In a message to the conservative group alerting them of the action Youtube said, “Our team has reviewed your content, and, unfortunately, we think it violates our misinformation policy. We’ve removed the following content from YouTube: [the Gubernatorial Forum Livestream].”

Pennsylvania Family Institute President Michael Geer was outraged by the action. “YouTube offered no specifics of what is alleged to be in violation, beyond indicating that it had to do with content related to the 2020 presidential election,” said Geer, who was a co-moderator of the forum with radio host Rich Zeoli. “That election was not mentioned in our questions, and we can only conclude that the YouTube censors did not like the answers given by one or more of the candidates.”

“This is a blatant assault on free speech, free elections, on the ability of candidates to freely state their views,” Gree continued, “and on the right of citizens to hear the varied perspectives of those who are seeking their votes. It hinders the process of democracy, shuts down the free marketplace of ideas, and ironically, further erodes confidence in our elections.”

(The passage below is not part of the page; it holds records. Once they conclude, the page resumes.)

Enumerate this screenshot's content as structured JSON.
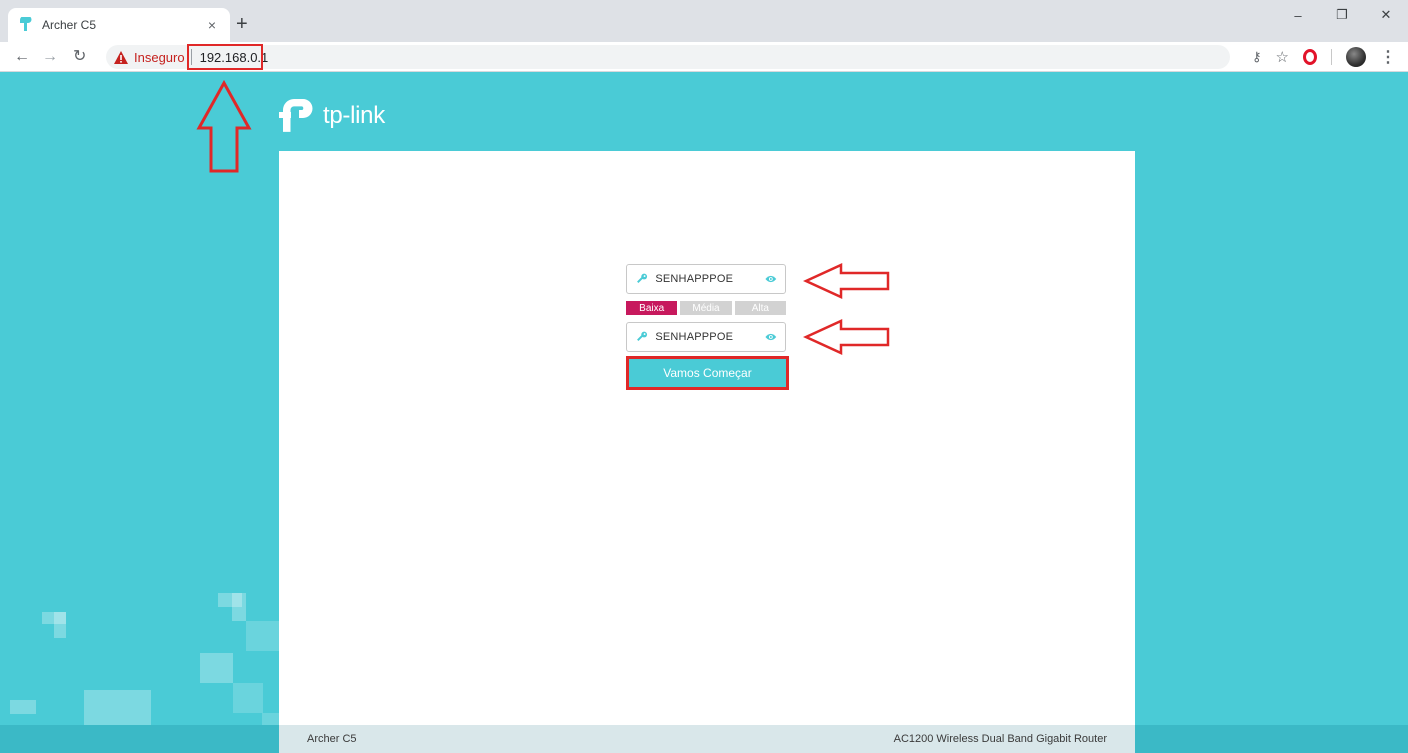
{
  "browser": {
    "tab_title": "Archer C5",
    "tab_close": "×",
    "new_tab": "+",
    "security_label": "Inseguro",
    "url": "192.168.0.1",
    "window_controls": {
      "minimize": "–",
      "restore": "❐",
      "close": "✕"
    },
    "toolbar_icons": [
      "key-icon",
      "star-icon",
      "opera-icon",
      "avatar",
      "kebab-menu-icon"
    ]
  },
  "page": {
    "logo_text": "tp-link",
    "password_value": "SENHAPPPOE",
    "confirm_value": "SENHAPPPOE",
    "strength": {
      "low": "Baixa",
      "medium": "Média",
      "high": "Alta",
      "level": "low"
    },
    "start_button": "Vamos Começar",
    "footer_left": "Archer C5",
    "footer_right": "AC1200 Wireless Dual Band Gigabit Router"
  },
  "colors": {
    "brand_teal": "#4acbd6",
    "strength_low": "#c7195d",
    "annotation_red": "#e02828",
    "insecure_red": "#c5221f"
  }
}
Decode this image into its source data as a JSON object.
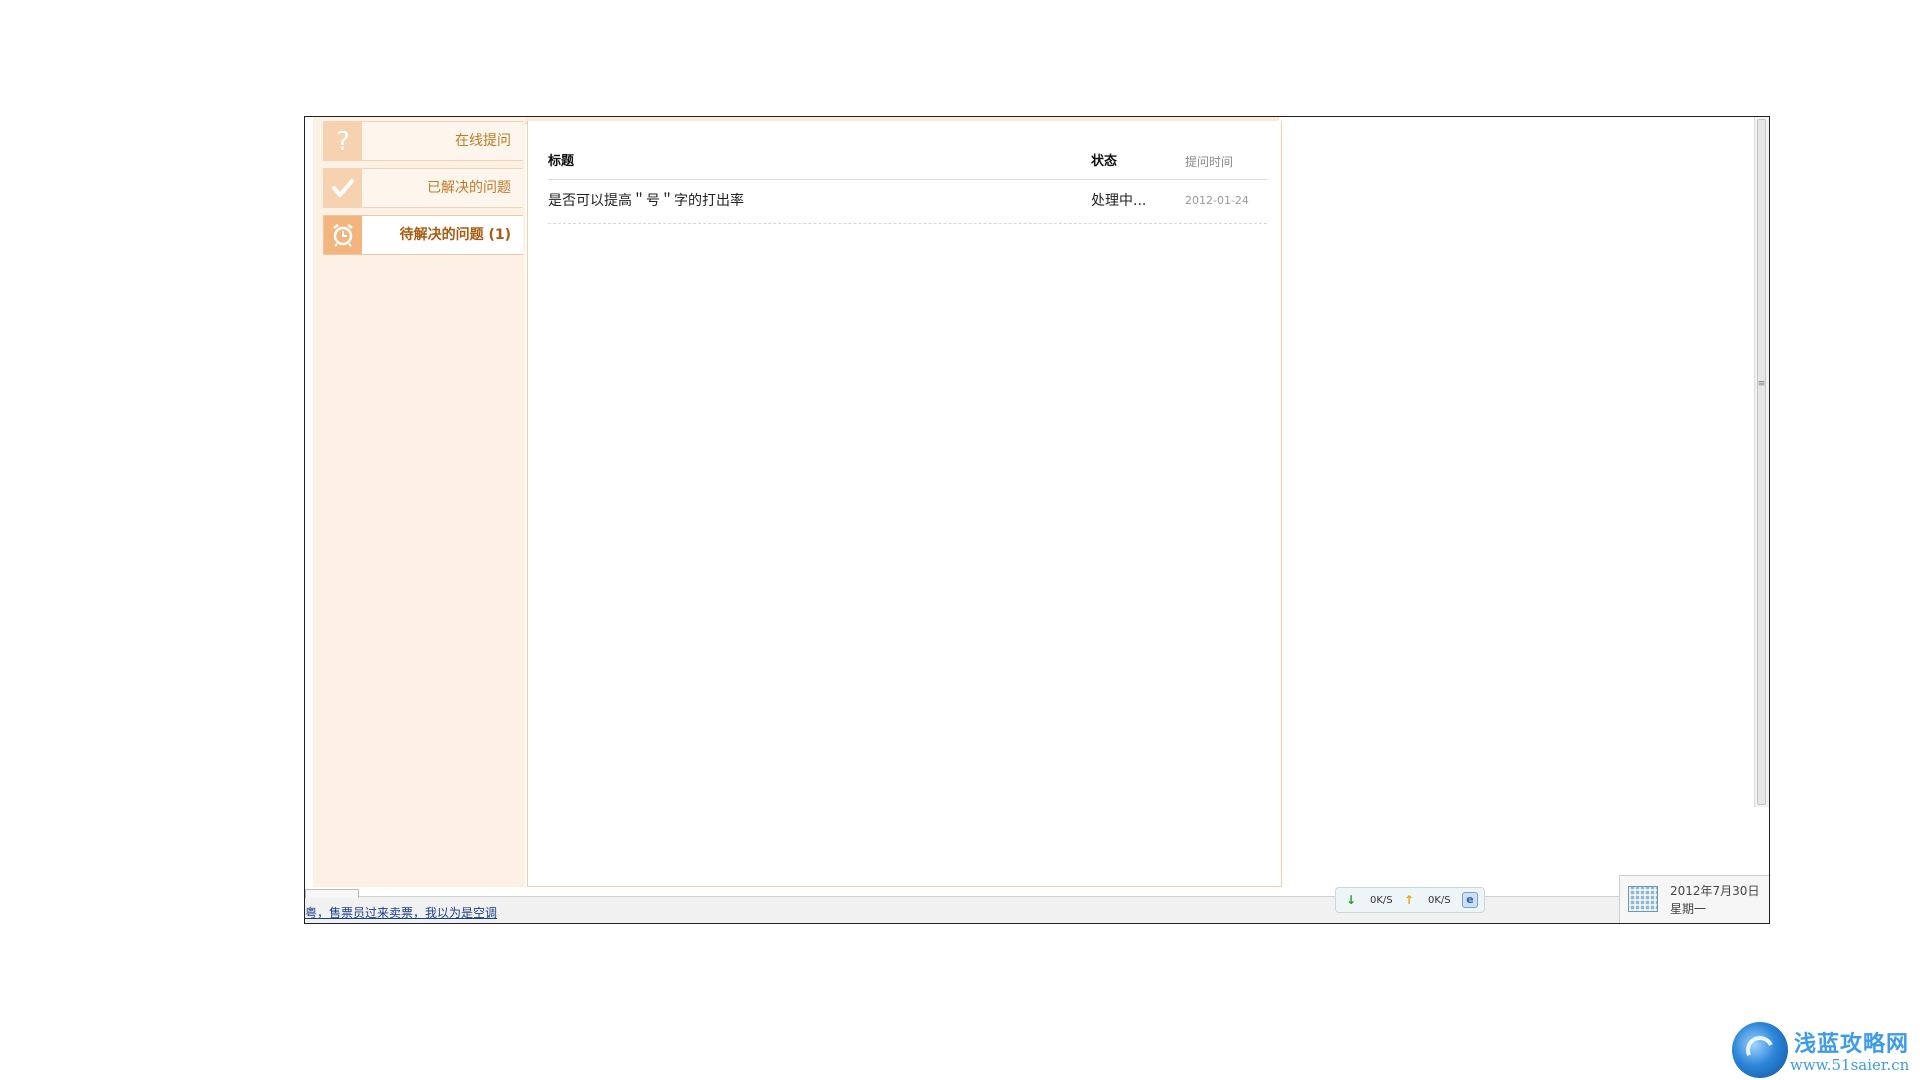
{
  "nav": {
    "items": [
      {
        "label": "在线提问",
        "icon": "question-icon"
      },
      {
        "label": "已解决的问题",
        "icon": "check-icon"
      },
      {
        "label": "待解决的问题 (1)",
        "icon": "alarm-clock-icon"
      }
    ],
    "active_index": 2
  },
  "table": {
    "headers": {
      "title": "标题",
      "status": "状态",
      "time": "提问时间"
    },
    "rows": [
      {
        "title": "是否可以提高＂号＂字的打出率",
        "status": "处理中...",
        "time": "2012-01-24"
      }
    ]
  },
  "statusbar": {
    "link_text": "粤，售票员过来卖票，我以为是空调",
    "net": {
      "down": "0K/S",
      "up": "0K/S"
    },
    "clock": {
      "date": "2012年7月30日",
      "day": "星期一"
    }
  },
  "watermark": {
    "title": "浅蓝攻略网",
    "url": "www.51saier.cn"
  },
  "colors": {
    "accent": "#c07a2a",
    "panel_bg": "#fdf1e6",
    "border": "#f1cfae"
  }
}
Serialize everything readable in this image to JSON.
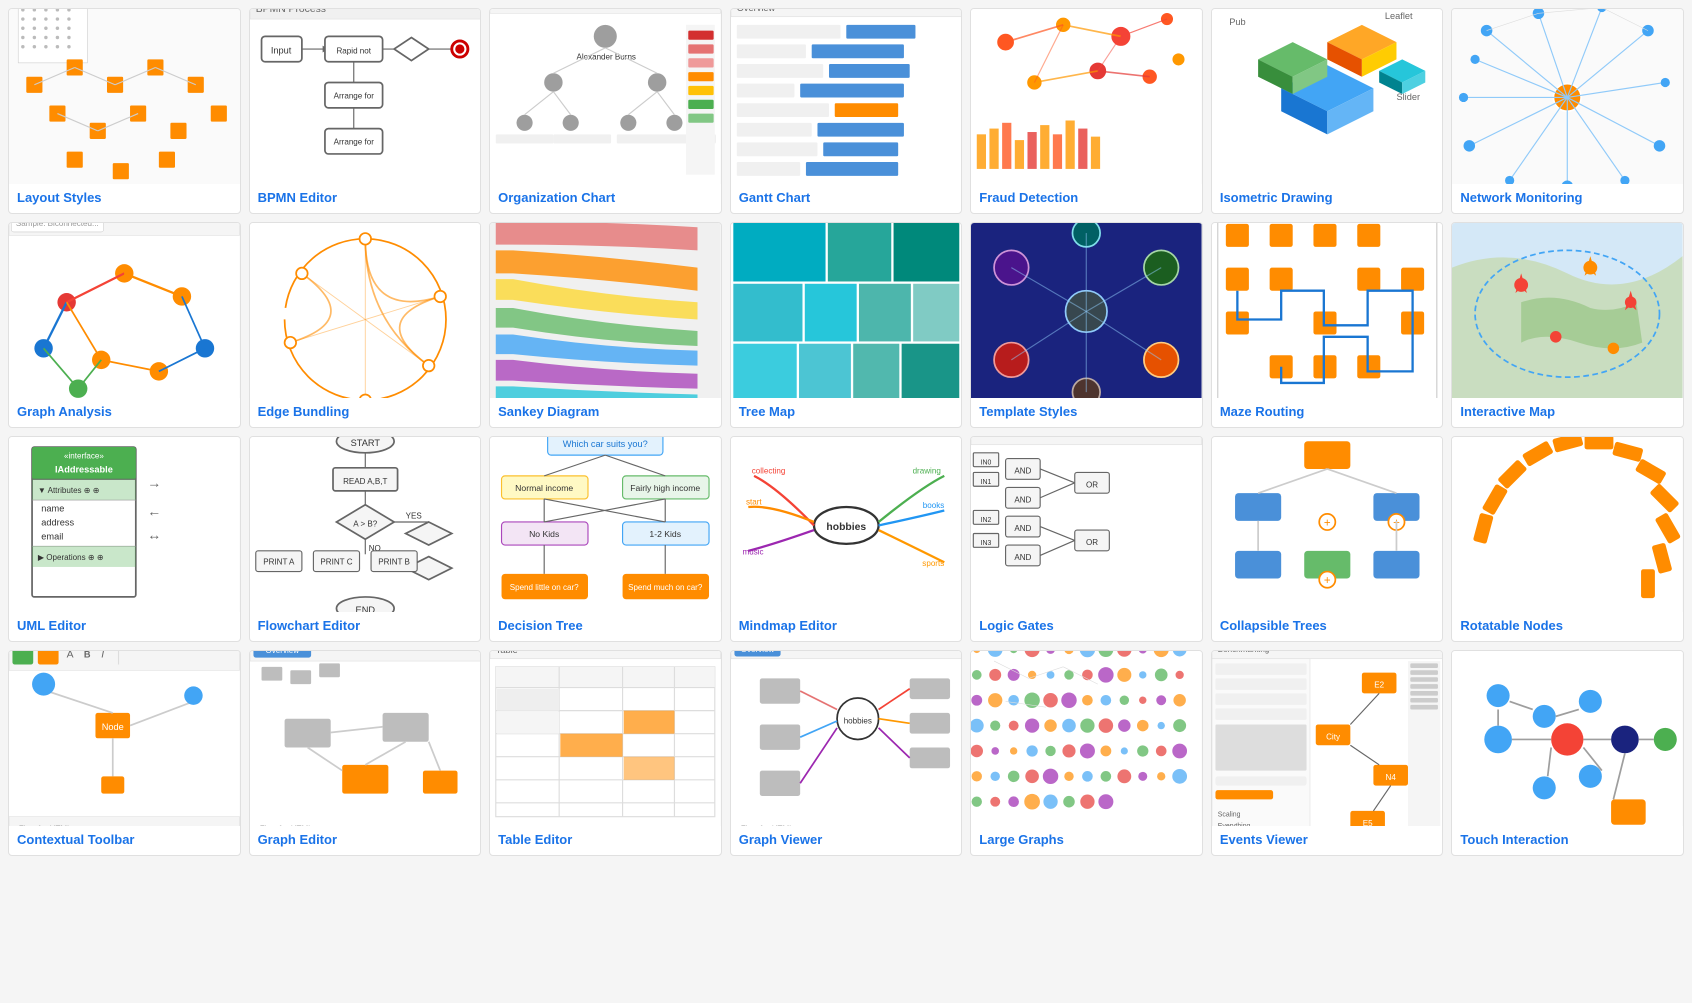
{
  "grid": {
    "items": [
      {
        "id": "layout-styles",
        "label": "Layout Styles",
        "previewType": "layout-styles",
        "bgColor": "#fff"
      },
      {
        "id": "bpmn-editor",
        "label": "BPMN Editor",
        "previewType": "bpmn",
        "bgColor": "#fff"
      },
      {
        "id": "org-chart",
        "label": "Organization Chart",
        "previewType": "org-chart",
        "bgColor": "#fff"
      },
      {
        "id": "gantt-chart",
        "label": "Gantt Chart",
        "previewType": "gantt",
        "bgColor": "#fff"
      },
      {
        "id": "fraud-detection",
        "label": "Fraud Detection",
        "previewType": "fraud",
        "bgColor": "#fff"
      },
      {
        "id": "isometric-drawing",
        "label": "Isometric Drawing",
        "previewType": "isometric",
        "bgColor": "#fff"
      },
      {
        "id": "network-monitoring",
        "label": "Network Monitoring",
        "previewType": "network",
        "bgColor": "#fff"
      },
      {
        "id": "graph-analysis",
        "label": "Graph Analysis",
        "previewType": "graph-analysis",
        "bgColor": "#fff"
      },
      {
        "id": "edge-bundling",
        "label": "Edge Bundling",
        "previewType": "edge-bundling",
        "bgColor": "#fff"
      },
      {
        "id": "sankey-diagram",
        "label": "Sankey Diagram",
        "previewType": "sankey",
        "bgColor": "#fff"
      },
      {
        "id": "tree-map",
        "label": "Tree Map",
        "previewType": "treemap",
        "bgColor": "#fff"
      },
      {
        "id": "template-styles",
        "label": "Template Styles",
        "previewType": "template-styles",
        "bgColor": "#fff"
      },
      {
        "id": "maze-routing",
        "label": "Maze Routing",
        "previewType": "maze",
        "bgColor": "#fff"
      },
      {
        "id": "interactive-map",
        "label": "Interactive Map",
        "previewType": "imap",
        "bgColor": "#fff"
      },
      {
        "id": "uml-editor",
        "label": "UML Editor",
        "previewType": "uml",
        "bgColor": "#fff"
      },
      {
        "id": "flowchart-editor",
        "label": "Flowchart Editor",
        "previewType": "flowchart",
        "bgColor": "#fff"
      },
      {
        "id": "decision-tree",
        "label": "Decision Tree",
        "previewType": "decision",
        "bgColor": "#fff"
      },
      {
        "id": "mindmap-editor",
        "label": "Mindmap Editor",
        "previewType": "mindmap",
        "bgColor": "#fff"
      },
      {
        "id": "logic-gates",
        "label": "Logic Gates",
        "previewType": "logic",
        "bgColor": "#fff"
      },
      {
        "id": "collapsible-trees",
        "label": "Collapsible Trees",
        "previewType": "collapsible",
        "bgColor": "#fff"
      },
      {
        "id": "rotatable-nodes",
        "label": "Rotatable Nodes",
        "previewType": "rotatable",
        "bgColor": "#fff"
      },
      {
        "id": "contextual-toolbar",
        "label": "Contextual Toolbar",
        "previewType": "contextual",
        "bgColor": "#fff"
      },
      {
        "id": "graph-editor",
        "label": "Graph Editor",
        "previewType": "graph-editor",
        "bgColor": "#fff"
      },
      {
        "id": "table-editor",
        "label": "Table Editor",
        "previewType": "table-editor",
        "bgColor": "#fff"
      },
      {
        "id": "graph-viewer",
        "label": "Graph Viewer",
        "previewType": "graph-viewer",
        "bgColor": "#fff"
      },
      {
        "id": "large-graphs",
        "label": "Large Graphs",
        "previewType": "large-graphs",
        "bgColor": "#fff"
      },
      {
        "id": "events-viewer",
        "label": "Events Viewer",
        "previewType": "events",
        "bgColor": "#fff"
      },
      {
        "id": "touch-interaction",
        "label": "Touch Interaction",
        "previewType": "touch",
        "bgColor": "#fff"
      }
    ]
  }
}
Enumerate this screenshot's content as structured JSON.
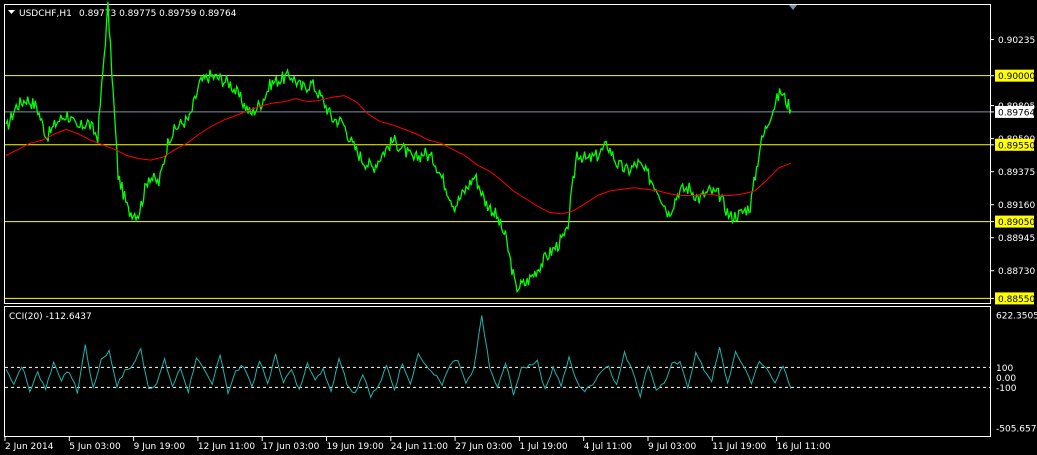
{
  "header": {
    "symbol": "USDCHF,H1",
    "ohlc": "0.89773 0.89775 0.89759 0.89764"
  },
  "colors": {
    "background": "#000000",
    "frame": "#ffffff",
    "price_line": "#00ff00",
    "moving_average": "#ff0000",
    "level_lines": "#ffff00",
    "current_price_line": "#7f8fa6",
    "cci_line": "#20b2aa",
    "cci_levels": "#ffffff"
  },
  "chart_data": [
    {
      "type": "line",
      "title": "USDCHF,H1",
      "ylim": [
        0.8852,
        0.9046
      ],
      "price_axis_ticks": [
        "0.90235",
        "0.90000",
        "0.89805",
        "0.89764",
        "0.89590",
        "0.89550",
        "0.89375",
        "0.89160",
        "0.89050",
        "0.88945",
        "0.88730",
        "0.88550"
      ],
      "horizontal_levels": [
        0.9,
        0.8955,
        0.8905,
        0.8855
      ],
      "level_labels": [
        "0.90000",
        "0.89550",
        "0.89050",
        "0.88550"
      ],
      "current_price": 0.89764,
      "current_price_label": "0.89764",
      "x_tick_labels": [
        "2 Jun 2014",
        "5 Jun 03:00",
        "9 Jun 19:00",
        "12 Jun 11:00",
        "17 Jun 03:00",
        "19 Jun 19:00",
        "24 Jun 11:00",
        "27 Jun 03:00",
        "1 Jul 19:00",
        "4 Jul 11:00",
        "9 Jul 03:00",
        "11 Jul 19:00",
        "16 Jul 11:00"
      ],
      "series": [
        {
          "values": [
            0.8965,
            0.898,
            0.8985,
            0.898,
            0.896,
            0.897,
            0.8975,
            0.8965,
            0.897,
            0.896,
            0.9045,
            0.8935,
            0.8912,
            0.891,
            0.8935,
            0.893,
            0.896,
            0.8968,
            0.8972,
            0.8995,
            0.9,
            0.8998,
            0.8995,
            0.8985,
            0.8975,
            0.8982,
            0.8995,
            0.8998,
            0.9,
            0.8992,
            0.8995,
            0.8985,
            0.8972,
            0.897,
            0.8955,
            0.8945,
            0.894,
            0.895,
            0.8958,
            0.8952,
            0.8945,
            0.895,
            0.8945,
            0.893,
            0.8915,
            0.8925,
            0.8935,
            0.8918,
            0.891,
            0.8895,
            0.8862,
            0.8865,
            0.8873,
            0.8882,
            0.8889,
            0.8897,
            0.895,
            0.8945,
            0.8948,
            0.8955,
            0.8942,
            0.8938,
            0.8943,
            0.8935,
            0.8925,
            0.891,
            0.8925,
            0.8927,
            0.892,
            0.8925,
            0.8922,
            0.8908,
            0.891,
            0.8915,
            0.8955,
            0.8975,
            0.899,
            0.8978
          ]
        },
        {
          "values": [
            0.8948,
            0.8952,
            0.8956,
            0.8958,
            0.8962,
            0.8965,
            0.8962,
            0.8958,
            0.8955,
            0.8952,
            0.8948,
            0.8946,
            0.8945,
            0.8947,
            0.8952,
            0.8956,
            0.8962,
            0.8967,
            0.8971,
            0.8974,
            0.8977,
            0.898,
            0.8982,
            0.8983,
            0.8985,
            0.8983,
            0.8984,
            0.8986,
            0.8987,
            0.8983,
            0.8975,
            0.897,
            0.8968,
            0.8965,
            0.8962,
            0.8958,
            0.8956,
            0.8952,
            0.8948,
            0.8942,
            0.8938,
            0.8932,
            0.8925,
            0.892,
            0.8915,
            0.8911,
            0.891,
            0.8912,
            0.8917,
            0.8922,
            0.8925,
            0.8926,
            0.8927,
            0.8926,
            0.8925,
            0.8923,
            0.8922,
            0.8922,
            0.8923,
            0.8922,
            0.8922,
            0.8923,
            0.8925,
            0.8932,
            0.894,
            0.8943
          ]
        }
      ]
    },
    {
      "type": "line",
      "title": "CCI(20) -112.6437",
      "ylim": [
        -505.6573,
        622.3505
      ],
      "levels": [
        100,
        0,
        -100
      ],
      "axis_labels": [
        "622.3505",
        "100",
        "0.00",
        "-100",
        "-505.6573"
      ],
      "series": [
        {
          "values": [
            80,
            -60,
            120,
            -140,
            50,
            -110,
            150,
            -20,
            60,
            -150,
            320,
            -120,
            180,
            260,
            -80,
            60,
            120,
            280,
            -110,
            -60,
            170,
            -90,
            90,
            -140,
            200,
            60,
            -80,
            240,
            -150,
            60,
            120,
            -90,
            160,
            -60,
            220,
            -40,
            70,
            -130,
            160,
            -40,
            90,
            -140,
            200,
            -60,
            -160,
            40,
            -180,
            -90,
            110,
            -120,
            150,
            -60,
            240,
            100,
            40,
            -80,
            120,
            170,
            -70,
            70,
            620,
            90,
            -110,
            140,
            -160,
            80,
            120,
            170,
            -130,
            110,
            -80,
            190,
            -50,
            -140,
            -60,
            60,
            120,
            -80,
            240,
            80,
            -180,
            130,
            -120,
            -60,
            130,
            140,
            -90,
            240,
            80,
            -30,
            290,
            -60,
            240,
            120,
            -50,
            150,
            80,
            -40,
            100,
            -113
          ]
        }
      ]
    }
  ]
}
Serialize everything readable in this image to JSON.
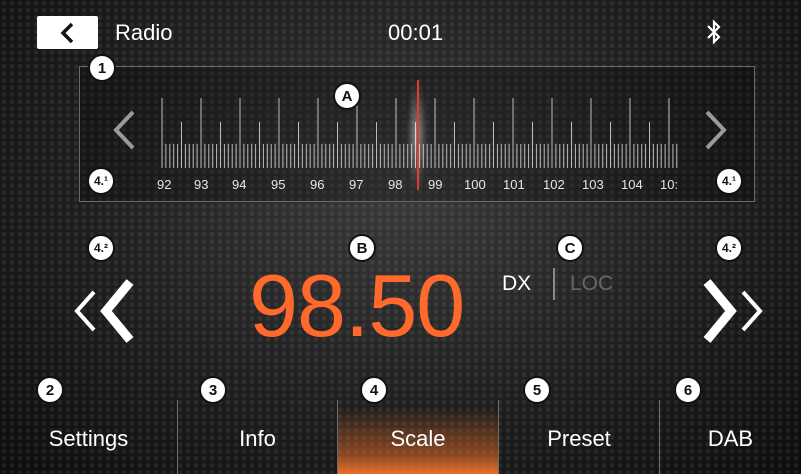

Dave White, one of the candidates who participated in the forum, denounced YouTube’s move as “another example of the leftists in Big Tech trying to silence conservatives, specifically traditional values conservatives. Apparently standing up for the sanctity of human life and defending the rights of young girls who want to play sports is out of bounds for YouTube. The beauty of our First Amendment is that it is not simply freedom of speech, but the freedom to exercise that speech, which includes making our voices heard at the ballot box. YouTube may be able to silence us on their platform, but they will not silence us this November.”

In fact, YouTube has not identified the specific content it found objectionable and did not respond to requests for comment from Delaware Valley Journal. Geer said the only input he had was YouTube’s reference to discussions of the legitimacy of the 2020 presidential election.

Another candidate, Congressman Lou Barletta, tweeted: “Big Tech is absolutely out of line censoring the @PFIpolicy Gubernatorial Forum from YouTube! I was proud to participate in this forum and discuss the important issues facing PA. Just because Big Tech doesn’t agree with our politics does NOT give them the right to silence us!”

Fellow candidate Charlie Gerow, a GOP consultant, said, “YouTube’s cancellation of the PFI Forum for the Republican candidates for governor is an outrage. As soon as they did it I spoke out forcefully against their attack on free speech. Attempting to silence the voices of the Republican candidates is yet another example of the cancel culture that is ripping us apart. We’re fighting back and won’t allow ourselves to be silenced, sidelined, or shut down.”

Greer said his organization filed an appeal with YouTube.

“It is clearly a First Amendment issue,” said Greer. “The First Amendment protects free speech, particularly political speech, and YouTube has “squelched it.”